L’Assemblée nationale a suivi l’injonction des grandes firmes semencières, afin de contrôler l’échange libre de semences.


Le 28 novembre 2011 restera un jour noir pour la souveraineté alimentaire.

(...)

À 23 h , la majorité des 30 député(e)s présents à l’Assemblée Nationale a définitivement approuvé la loi sur les Certificats d’Obtention Végétale (COV). Cette loi permettra au Ministre de l’Agriculture d’organiser par décret :

-  l’interdiction faite aux paysans d’utiliser leur propres semences issues de leur récolte pour la majorité des espèces cultivées, comme les légumes ou le soja,
-  la taxation de tous les hectares cultivés en céréales et fourrages (il s’agit des 21 espèces pour lesquelles les semences de ferme sont autorisées) au bénéfice de l’industrie et des vendeurs de semences . Les agriculteurs n’ayant pas utilisé de variété protégée devront en amener eux-mêmes la preuve, impossible car non documentée. En inversant ainsi le droit général qui veut que ce soit le détenteur d’un titre de propriété industrielle qui amène la preuve d’une contrefaçon s’il veut faire valoir ses droits, les députés ont légalisé un racket généralisé.
-  la fixation du montant de cette taxe par une inter profession dominée par l’industrie des semences qui a déjà réclamé un montant dépassant les 10 euros/ha.
-  l’interdiction de la commercialisation de variétés traditionnelles dites « populations » qui ne correspondent pas à la définition des variétés protégées par COV, alors même que la récente loi Grenelle demandait au même Ministre de permettre leur commercialisation,
-  le contrôle de tous les agriculteurs sélectionneurs en vue de leur interdire de continuer à échanger leurs semences

Ce sont ainsi plus de 100 millions d’euros qui seront pris dans la poche des paysans pour rémunérer les actionnaires des sociétés détentrices de COV. En quelques années, les paysans n’auront plus qu’un seul choix : acheter toutes leurs semences à l’industrie qui ne tardera pas à ne commercialiser que des OGM.
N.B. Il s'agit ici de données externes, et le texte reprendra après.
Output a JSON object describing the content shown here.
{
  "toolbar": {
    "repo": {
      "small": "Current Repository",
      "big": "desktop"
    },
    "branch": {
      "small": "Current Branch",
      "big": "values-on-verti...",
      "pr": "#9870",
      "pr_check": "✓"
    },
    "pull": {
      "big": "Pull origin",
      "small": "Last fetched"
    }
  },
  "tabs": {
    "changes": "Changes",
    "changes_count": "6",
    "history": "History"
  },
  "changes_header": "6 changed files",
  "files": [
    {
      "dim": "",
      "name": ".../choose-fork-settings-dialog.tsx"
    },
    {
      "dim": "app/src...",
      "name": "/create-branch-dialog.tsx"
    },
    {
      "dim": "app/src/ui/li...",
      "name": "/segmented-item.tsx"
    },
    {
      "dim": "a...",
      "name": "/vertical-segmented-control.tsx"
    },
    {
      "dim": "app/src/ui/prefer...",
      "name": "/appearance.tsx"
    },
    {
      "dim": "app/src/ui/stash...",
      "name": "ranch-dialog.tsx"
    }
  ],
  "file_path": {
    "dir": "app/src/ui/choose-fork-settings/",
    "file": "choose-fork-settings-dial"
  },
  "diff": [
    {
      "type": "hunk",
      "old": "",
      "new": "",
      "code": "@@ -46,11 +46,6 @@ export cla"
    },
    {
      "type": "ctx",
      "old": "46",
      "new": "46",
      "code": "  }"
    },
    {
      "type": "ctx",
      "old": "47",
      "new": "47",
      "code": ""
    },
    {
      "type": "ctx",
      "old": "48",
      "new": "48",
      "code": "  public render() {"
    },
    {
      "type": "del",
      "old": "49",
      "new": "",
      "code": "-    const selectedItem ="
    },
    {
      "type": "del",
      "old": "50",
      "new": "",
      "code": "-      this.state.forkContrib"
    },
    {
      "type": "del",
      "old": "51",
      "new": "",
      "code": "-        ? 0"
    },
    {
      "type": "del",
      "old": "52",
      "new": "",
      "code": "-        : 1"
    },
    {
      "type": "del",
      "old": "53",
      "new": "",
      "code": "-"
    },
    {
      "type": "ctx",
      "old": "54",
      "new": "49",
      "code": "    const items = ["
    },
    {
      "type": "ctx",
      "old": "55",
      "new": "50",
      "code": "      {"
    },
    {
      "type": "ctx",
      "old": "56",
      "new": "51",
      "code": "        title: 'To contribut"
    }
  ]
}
Les droits des paysans de ressemer et d’échanger leurs propres semences sont le dernier rempart contre la confiscation de toutes les semences et du droit à la souveraineté alimentaire par une poignée de multinationales de l’agrochimie. Un pays qui n’a pas gardé sa souveraineté alimentaire a perdu sa souveraineté politique. Les électeurs s’en souviendront !

En attendant, malgré le Conseil d’État et le Parlement, nous continuerons à pratiquer et à défendre ces droits fondateurs des agriculteurs.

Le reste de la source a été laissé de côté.